With your bare hands, Diem. And carve its guts out.

You thought stabbing a worm was bad? No.

This is way, way worse. You get to use a knife, and you aren’t allowed to chicken out.

Then, you have to pretend you’re excited to eat it even though you feel nauseous.

So yeah, fishing is not my thing. No thank you.

I’d rather get my fish already dead, gutted, and beheaded from the grocery store in cellophane like a normal human being.

Or, if I’m feeling especially frivolous, I’ll order it battered and deep-fried from a restaurant.

God, I’m hungry again. Can we order fish and chips? ”

The contemplative look returned to my boyfriend’s face, but it came with a side of humor this time. His lips curled at the edges, and he kissed my nose. “You ate two plates of dinner and a peanut butter sandwich beforehand because you couldn’t wait for the pasta to cook.”

“I burn a lot of calories in a day.”

“Sitting behind your desk and browsing your socials?”

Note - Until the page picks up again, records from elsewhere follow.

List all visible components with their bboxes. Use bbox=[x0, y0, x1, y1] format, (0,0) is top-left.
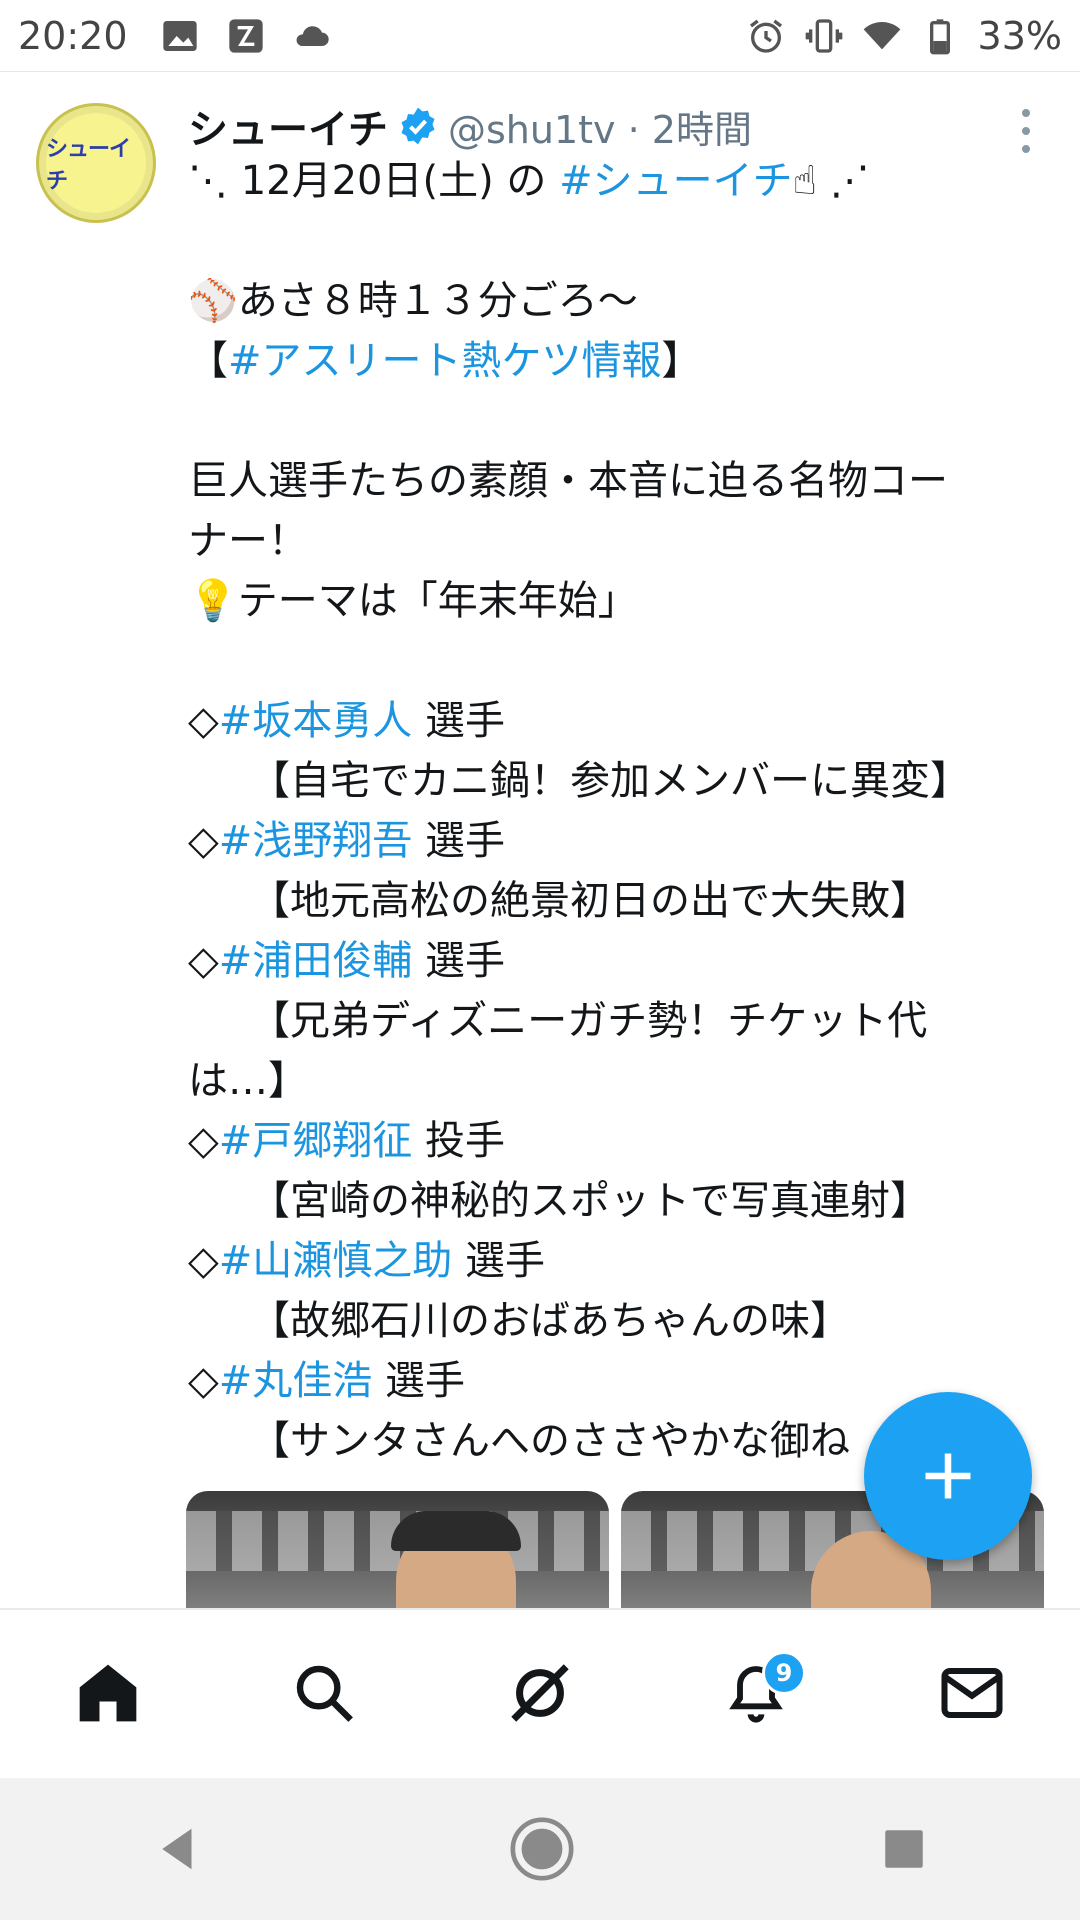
gallery-icon bbox=[163, 21, 197, 51]
tweet-text-line: ◇#戸郷翔征 投手 bbox=[188, 1111, 1048, 1171]
tweet-text-line: ⚾あさ８時１３分ごろ～ bbox=[188, 271, 1048, 331]
text-segment: 【宮崎の神秘的スポットで写真連射】 bbox=[250, 1178, 930, 1224]
text-segment: 巨人選手たちの素顔・本音に迫る名物コー bbox=[188, 458, 948, 504]
hashtag-link[interactable]: #坂本勇人 bbox=[219, 698, 413, 744]
text-segment: ナー！ bbox=[188, 518, 308, 564]
wifi-icon bbox=[863, 22, 900, 50]
status-left-icons bbox=[160, 16, 332, 56]
app-icon bbox=[229, 19, 263, 53]
text-segment: 【兄弟ディズニーガチ勢！チケット代 bbox=[250, 998, 928, 1044]
text-segment: は…】 bbox=[188, 1058, 308, 1104]
status-bar: 20:20 33% bbox=[0, 0, 1080, 72]
tweet-text-line: 【地元高松の絶景初日の出で大失敗】 bbox=[188, 871, 1048, 931]
messages-icon bbox=[941, 1667, 1003, 1719]
nav-spaces[interactable] bbox=[490, 1643, 590, 1743]
tweet-text-line: ⋱ 12月20日(土) の #シューイチ☝ ⋰ bbox=[188, 151, 1048, 211]
display-name[interactable]: シューイチ bbox=[188, 97, 388, 155]
recents-icon[interactable] bbox=[879, 1824, 929, 1874]
more-options-icon[interactable] bbox=[1016, 109, 1036, 153]
text-segment: ☝ ⋰ bbox=[792, 158, 870, 204]
status-right-icons: 33% bbox=[746, 14, 1062, 58]
nav-messages[interactable] bbox=[922, 1643, 1022, 1743]
text-segment: 【自宅でカニ鍋！参加メンバーに異変】 bbox=[250, 758, 970, 804]
plus-icon bbox=[925, 1453, 971, 1499]
text-segment: ⚾あさ８時１３分ごろ～ bbox=[188, 278, 638, 324]
text-segment: 選手 bbox=[412, 818, 505, 864]
avatar[interactable]: シューイチ bbox=[36, 103, 156, 223]
system-nav-bar bbox=[0, 1778, 1080, 1920]
vibrate-icon bbox=[805, 19, 842, 53]
text-segment: ◇ bbox=[188, 938, 219, 984]
verified-icon bbox=[401, 107, 435, 145]
battery-icon bbox=[929, 19, 950, 55]
media-image-1[interactable] bbox=[186, 1491, 609, 1608]
bottom-nav: 9 bbox=[0, 1608, 1080, 1776]
hashtag-link[interactable]: #戸郷翔征 bbox=[219, 1118, 413, 1164]
alarm-icon bbox=[749, 19, 782, 53]
text-segment: 💡テーマは「年末年始」 bbox=[188, 578, 638, 624]
handle-and-time: @shu1tv · 2時間 bbox=[448, 107, 752, 152]
hashtag-link[interactable]: #丸佳浩 bbox=[219, 1358, 373, 1404]
nav-notifications[interactable]: 9 bbox=[706, 1643, 806, 1743]
tweet-text-line: 【故郷石川のおばあちゃんの味】 bbox=[188, 1291, 1048, 1351]
tweet-text-line: 【自宅でカニ鍋！参加メンバーに異変】 bbox=[188, 751, 1048, 811]
text-segment: 選手 bbox=[412, 698, 505, 744]
text-segment: 【故郷石川のおばあちゃんの味】 bbox=[250, 1298, 850, 1344]
text-segment: 【 bbox=[188, 338, 228, 384]
status-time: 20:20 bbox=[18, 14, 128, 58]
tweet-text-line: 💡テーマは「年末年始」 bbox=[188, 571, 1048, 631]
text-segment: 選手 bbox=[452, 1238, 545, 1284]
hashtag-link[interactable]: #シューイチ bbox=[559, 158, 793, 204]
tweet-text-line: ◇#浦田俊輔 選手 bbox=[188, 931, 1048, 991]
tweet-text-line: 巨人選手たちの素顔・本音に迫る名物コー bbox=[188, 451, 1048, 511]
tweet-text-line: 【宮崎の神秘的スポットで写真連射】 bbox=[188, 1171, 1048, 1231]
tweet-text-line: ◇#山瀬慎之助 選手 bbox=[188, 1231, 1048, 1291]
text-segment: ◇ bbox=[188, 1358, 219, 1404]
search-icon bbox=[296, 1665, 353, 1722]
spaces-icon bbox=[511, 1664, 569, 1722]
cloud-icon bbox=[296, 26, 329, 46]
nav-home[interactable] bbox=[58, 1643, 158, 1743]
tweet[interactable]: シューイチ シューイチ @shu1tv · 2時間 ⋱ 12月20日(土) の … bbox=[0, 73, 1080, 1608]
text-segment: 】 bbox=[661, 338, 702, 384]
nav-search[interactable] bbox=[274, 1643, 374, 1743]
tweet-header: シューイチ @shu1tv · 2時間 bbox=[188, 97, 752, 155]
avatar-logo: シューイチ bbox=[46, 113, 146, 213]
avatar-logo-text: シューイチ bbox=[46, 137, 131, 194]
notification-badge: 9 bbox=[762, 1651, 806, 1695]
battery-percent: 33% bbox=[977, 14, 1062, 58]
back-icon[interactable] bbox=[151, 1822, 205, 1876]
tweet-text-line: は…】 bbox=[188, 1051, 1048, 1111]
text-segment: ⋱ 12月20日(土) の bbox=[188, 158, 560, 204]
tweet-text-line: ◇#坂本勇人 選手 bbox=[188, 691, 1048, 751]
hashtag-link[interactable]: #山瀬慎之助 bbox=[219, 1238, 453, 1284]
tweet-text-line: ナー！ bbox=[188, 511, 1048, 571]
tweet-text-line: ◇#浅野翔吾 選手 bbox=[188, 811, 1048, 871]
hashtag-link[interactable]: #浦田俊輔 bbox=[219, 938, 413, 984]
home-icon bbox=[79, 1664, 137, 1722]
text-segment: 選手 bbox=[412, 938, 505, 984]
tweet-text-line: 【兄弟ディズニーガチ勢！チケット代 bbox=[188, 991, 1048, 1051]
hashtag-link[interactable]: #浅野翔吾 bbox=[219, 818, 413, 864]
text-segment: ◇ bbox=[188, 1118, 219, 1164]
home-button-icon[interactable] bbox=[507, 1814, 577, 1884]
compose-tweet-button[interactable] bbox=[864, 1392, 1032, 1560]
text-segment: 投手 bbox=[412, 1118, 505, 1164]
text-segment: 【地元高松の絶景初日の出で大失敗】 bbox=[250, 878, 930, 924]
tweet-text-line: 【#アスリート熱ケツ情報】 bbox=[188, 331, 1048, 391]
text-segment: ◇ bbox=[188, 698, 219, 744]
tweet-text: ⋱ 12月20日(土) の #シューイチ☝ ⋰ ⚾あさ８時１３分ごろ～ 【#アスリー… bbox=[188, 151, 1048, 1471]
text-segment: ◇ bbox=[188, 818, 219, 864]
hashtag-link[interactable]: #アスリート熱ケツ情報 bbox=[228, 338, 662, 384]
text-segment: 選手 bbox=[372, 1358, 465, 1404]
text-segment: 【サンタさんへのささやかな御ね bbox=[250, 1418, 850, 1464]
text-segment: ◇ bbox=[188, 1238, 219, 1284]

“Shut up. It’s exhausting. Are you going to take Heath up on the offer?”

Diem’s smile faded.

“You know, if you want to be a contestant on Alone, you should probably learn to fish.”

“I… No. He wasn’t serious. He was making conversation. He doesn’t even know me.”

“That’s the point. He wants to know you.”

Diem stuck to his guns, certain the offer was made to be polite.

I didn’t argue or tell him he was wrong.

Heath wouldn’t have mentioned it if he wasn’t serious, but since the thought of joining my stepfather on the lake seemed to make Diem uncomfortable, I let it go.

Heath would reach out again in time, and those were Diem’s hurdles.

My stepfather was a good man with a huge heart, and I had no doubt he would take Diem under his wing like he had me.

Before Heath came into my life, the only father figure I had known was the one who rejected his gay son. The one who ridiculed and teased me. The one whose verbal abuse was so subtle yet so vile, it took breaking free to see it for what it truly was.

Diem’s dad was worse, and unlike my mother, Marlow Krause had never advocated for her son.

She’d let the abuse happen. She’d turned the other cheek and left Diem to drown.

His escape had involved years of therapy and destructive habits that he was still dealing with on a daily basis.

His scars ran deep. His trust in humanity was frail on a good day.

On evenings when we ended up naked in bed, I silently traced the history of Diem’s life as it was mapped on his skin.

He’d endured so much, but he’d survived. Diem thrived, although he didn’t see it that way. Not yet.

My one goal in life was to help him feel worthy. Show him that he was enough.

“I queued Alone. Want to watch an episode?”

“Sure.” I imagined he was happy to change the subject.

We adjusted our bodies, so Diem lay against the back of the couch with me spooned in his arms. Although I sometimes took the role of big spoon after painful therapy sessions or intensely emotional sex, it didn’t work when watching TV.

Diem passed me my glasses, and I hit Play.

Emotions were high. His confession about AA might have gotten buried, but it still coursed through his veins.

Diem touched me subtly throughout the entire episode.

For a man who had once been uncertain about showing affection—who didn’t know how to show affection—tonight, he seemed unable to stop, like he couldn’t get enough, like he was making up for lost time.

He ran his fingers through my hair and buried his nose in my neck, inhaling.

He brushed his lips along my nape and across the shell of my ear, sighing and kissing.

Untucking my shirt, he fanned his blunt fingers against my abdomen, tracing my navel, my ribs, and the curve of my hip.

He moved his bare foot against mine, exploring under the cuff of my trousers with his toes.

He weaved our legs together, hooked his ankle around my calf, and urged me closer still.

When he located the ring I wore on a chain around my neck, he threaded a finger through the loop and flattened his palm over my heart.

Every silent action was a declaration of love.

I wanted to shout, I hear you, Diem. I know.